Quando lavoro come editrice, agisco in un altro modo. Intanto, nei casi in cui è un testo l’avvio del progetto, si pone la questione, cruciale, della scelta dell’illustratore. Nella maggior parte dei casi, i testi che selezioniamo non sono già accompagnati da immagini. Scegliere è una funzione fondamentale: decidere un illustratore significa optare per una precisa lettura del testo. L’adeguatezza di questa scelta è determinante per la qualità del libro e per il suo successo: un successo che per noi non consiste in un immediato boom di vendite, ma nella durata del titolo in catalogo, in sostanza in un interesse costante da parte del pubblico una volta riconosciuta la qualità del libro. È uno spreco, una astuzia fuori luogo accompagnare un buon testo con una illustrazione facile, scelta per rassicurare il gusto del pubblico meno preparato, ovvero quello in grado di accogliere unicamente ciò che già conosce e che spesso è banale. Dal nostro punto di vista, il lavoro dell’editore comporta una ricerca, una proposta. Negli anni, in base a questo principio, il nostro lavoro ha comportato una costante attività di scouting: lavorare su nuovi immaginari visivi, scoprirli, dar loro lo spazio che meritano, è un lavoro importante e molto interessante. Nello stesso modo, pensare che bastino buone illustrazioni per aver un buon libro è una scorciatoia: la qualità letteraria del testo è fondamentale. Per il tipo di lavoro che facciamo su ogni progetto, il tempo e le risorse investite, non possiamo permetterci che un titolo si bruci in tre o sei mesi, in libreria. Un titolo deve durare anni. Far lavorare un bravo illustratore per dei mesi su un testo insignificante, di scarso valore, non ha senso, è antieconomico. La qualità di un libro non è fatta da una singola componente, ma da ogni sua parte, comprese grafica, fotolito, stampa.

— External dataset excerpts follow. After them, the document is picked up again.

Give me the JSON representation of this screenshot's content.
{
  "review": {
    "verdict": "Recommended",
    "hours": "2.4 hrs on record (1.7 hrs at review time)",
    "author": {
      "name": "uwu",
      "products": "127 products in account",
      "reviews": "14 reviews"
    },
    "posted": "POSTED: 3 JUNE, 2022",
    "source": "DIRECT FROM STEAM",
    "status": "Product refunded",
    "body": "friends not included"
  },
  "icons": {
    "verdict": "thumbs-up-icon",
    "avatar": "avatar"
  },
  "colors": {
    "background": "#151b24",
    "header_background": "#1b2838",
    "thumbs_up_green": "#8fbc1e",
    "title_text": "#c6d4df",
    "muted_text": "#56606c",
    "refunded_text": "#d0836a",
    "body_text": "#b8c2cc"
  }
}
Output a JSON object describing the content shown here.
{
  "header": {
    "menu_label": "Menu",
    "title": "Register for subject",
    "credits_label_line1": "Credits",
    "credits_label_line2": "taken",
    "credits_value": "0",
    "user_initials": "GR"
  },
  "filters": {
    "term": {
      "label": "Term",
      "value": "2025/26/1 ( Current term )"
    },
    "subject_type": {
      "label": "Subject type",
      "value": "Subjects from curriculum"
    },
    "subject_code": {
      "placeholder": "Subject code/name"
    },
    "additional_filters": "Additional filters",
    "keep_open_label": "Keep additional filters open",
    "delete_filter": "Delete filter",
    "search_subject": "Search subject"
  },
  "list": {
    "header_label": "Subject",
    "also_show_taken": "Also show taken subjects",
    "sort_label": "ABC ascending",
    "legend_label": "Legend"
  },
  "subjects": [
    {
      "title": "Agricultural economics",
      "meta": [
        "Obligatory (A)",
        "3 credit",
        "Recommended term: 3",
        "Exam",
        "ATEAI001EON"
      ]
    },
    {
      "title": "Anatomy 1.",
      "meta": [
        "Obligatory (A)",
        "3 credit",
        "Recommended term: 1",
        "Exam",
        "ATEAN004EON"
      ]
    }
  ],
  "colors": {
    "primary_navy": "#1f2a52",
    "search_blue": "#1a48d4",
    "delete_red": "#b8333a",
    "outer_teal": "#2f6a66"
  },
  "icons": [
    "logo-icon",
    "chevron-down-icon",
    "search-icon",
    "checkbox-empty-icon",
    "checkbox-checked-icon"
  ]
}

Guido Scarabottolo: illustrazioni di copertina e quarta di copertina per Di notte sulla strada di casa (Giovanna Zoboli e Guido Scarabottolo, Topipittori 2005).

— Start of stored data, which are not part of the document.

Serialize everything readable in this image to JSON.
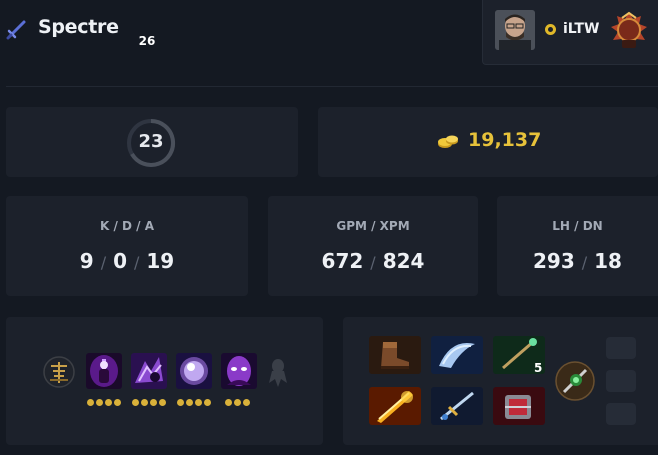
{
  "header": {
    "hero_name": "Spectre",
    "hero_icon": "sword-icon"
  },
  "player": {
    "name": "iLTW",
    "plus_badge": "dota-plus-icon",
    "rank_number": "26",
    "rank_icon": "rank-medal-icon"
  },
  "level": {
    "value": "23"
  },
  "gold": {
    "value": "19,137",
    "icon": "gold-coins-icon"
  },
  "stats": {
    "kda": {
      "label": "K / D / A",
      "kills": "9",
      "deaths": "0",
      "assists": "19"
    },
    "gpm_xpm": {
      "label": "GPM / XPM",
      "gpm": "672",
      "xpm": "824"
    },
    "lh_dn": {
      "label": "LH / DN",
      "last_hits": "293",
      "denies": "18"
    }
  },
  "abilities": {
    "talent_tree_icon": "talent-tree-icon",
    "skills": [
      {
        "name": "spectral-dagger-icon",
        "level": 4
      },
      {
        "name": "desolate-icon",
        "level": 4
      },
      {
        "name": "dispersion-icon",
        "level": 4
      },
      {
        "name": "haunt-icon",
        "level": 3
      }
    ],
    "aghanim_icon": "aghanims-shard-icon"
  },
  "items": {
    "inventory": [
      {
        "name": "boots-icon"
      },
      {
        "name": "diffusal-blade-icon"
      },
      {
        "name": "mystic-staff-icon",
        "charges": "5"
      },
      {
        "name": "radiance-icon"
      },
      {
        "name": "manta-style-icon"
      },
      {
        "name": "blade-mail-icon"
      }
    ],
    "neutral_item": "neutral-item-icon"
  },
  "colors": {
    "background": "#141922",
    "card": "#1c212b",
    "gold": "#e7c23a",
    "dot": "#d9b13a"
  }
}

Illustrazione di Guido Scarabottolo per Due scimmie in cucina (Giovanna Zoboli e Guido Scarabottolo, Topipittori 2006).

Illustrazione di Massimo Caccia per La più buona colazione del mondo (Giovanna Zoboli e Massimo Caccia, Topipittori 2013).

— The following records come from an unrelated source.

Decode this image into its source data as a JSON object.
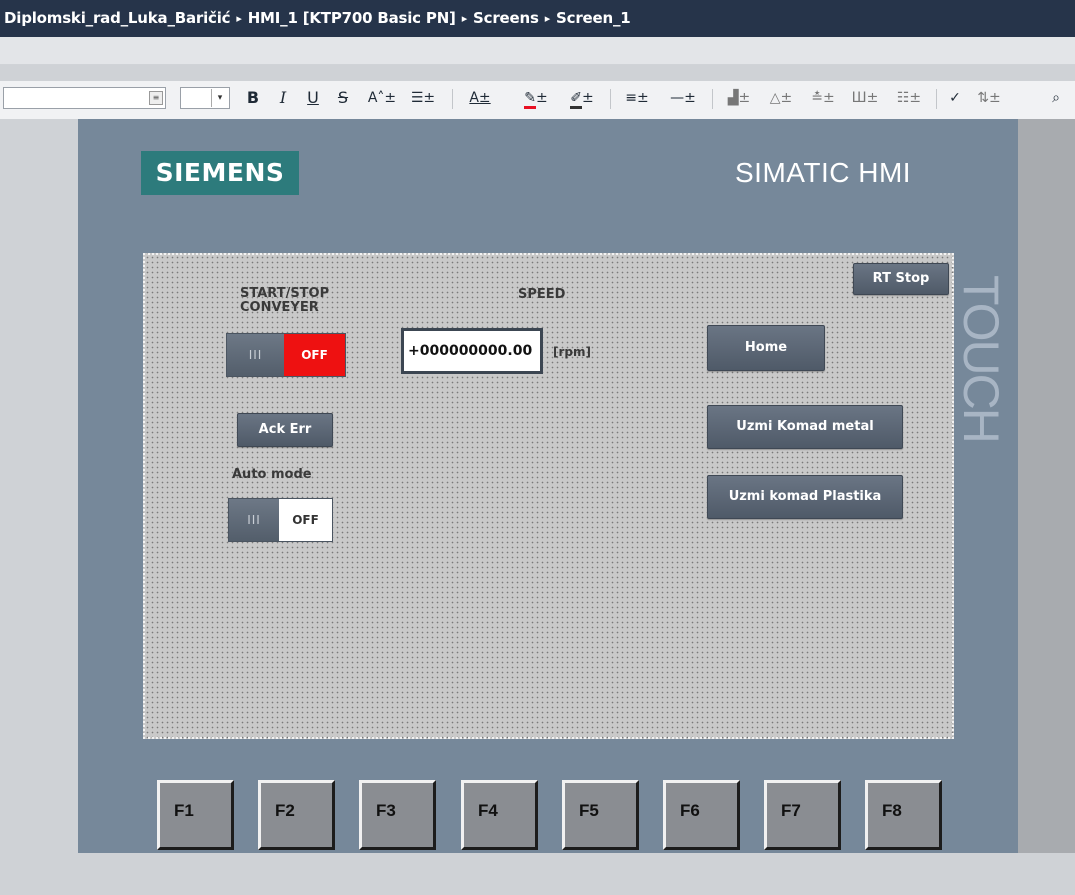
{
  "breadcrumb": {
    "project": "Diplomski_rad_Luka_Baričić",
    "device": "HMI_1 [KTP700 Basic PN]",
    "folder": "Screens",
    "screen": "Screen_1",
    "separator": "▸"
  },
  "toolbar": {
    "bold": "B",
    "italic": "I",
    "underline": "U",
    "strikethrough": "S"
  },
  "device_panel": {
    "brand_logo": "SIEMENS",
    "product_name": "SIMATIC HMI",
    "side_label": "TOUCH",
    "colors": {
      "panel": "#76889a",
      "brand": "#2d7b7c"
    }
  },
  "screen": {
    "start_stop_label": "START/STOP\nCONVEYER",
    "start_stop_switch": {
      "grip": "III",
      "state": "OFF",
      "state_color": "#ee1111"
    },
    "speed_label": "SPEED",
    "speed_value": "+000000000.00",
    "speed_unit": "[rpm]",
    "ack_err_button": "Ack Err",
    "auto_mode_label": "Auto mode",
    "auto_mode_switch": {
      "grip": "III",
      "state": "OFF",
      "state_color": "#ffffff"
    },
    "rt_stop_button": "RT Stop",
    "home_button": "Home",
    "metal_button": "Uzmi Komad metal",
    "plastic_button": "Uzmi komad Plastika"
  },
  "function_keys": [
    "F1",
    "F2",
    "F3",
    "F4",
    "F5",
    "F6",
    "F7",
    "F8"
  ]
}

Illustrazione di Simona Mulazzani per Vorrei avere (Giovanna Zoboli e Simona Mulazzani, Topipittori 2010).

Una volta scelto l’illustratore, inizia un lavoro finalizzato alla messa a fuoco della corretta impostazione del segno, a cui segue quella del racconto visivo nella sua articolazione generale. Occorrono mesi di studio e di prove. Una volta che questi sono definiti attraverso un lavoro che comporta continui confronti fra editore e illustratore, si passa al lavoro di realizzazione delle tavole definitive, durante il quale l’illustratore procede più autonomamente secondo i tempi che lo caratterizzano, che possono essere più o meno lunghi. Alcuni illustratori sono rapidi, altri meno. Alcuni sono organizzati e disciplinati, altri più caotici e imprevedibili. Del resto il lavoro creativo è così, e quando si lavora con la creatività non tutto può procedere in modo prevedibile, pianificato e razionale. Alcuni dei nostri libri più belli hanno avuto percorsi tormentatissimi. Ci è voluta molta pazienza e fiducia.

Oggi, rispetto al 2004, anno cui è nata Topipittori, l’illustrazione ha fatto grandi passi avanti, in Italia: ci sono scuole, corsi, mostre, libri, blog che la alimentano e ne diffondono la conoscenza. Tuttavia, rimane il fatto che il talento e, soprattutto, la tenacia nell’educarlo e svilupparlo attraverso lo studio e il lavoro, rimangono fattori indispensabili per ottenere una riuscita professionale. E questo vale non solo per gli illustratori, ma anche per gli scrittori e gli editori.

Illustrazione di Simona Mulazzani per Una famiglia di topi (Giovanna Zoboli e Simona Mulazzani, 2016).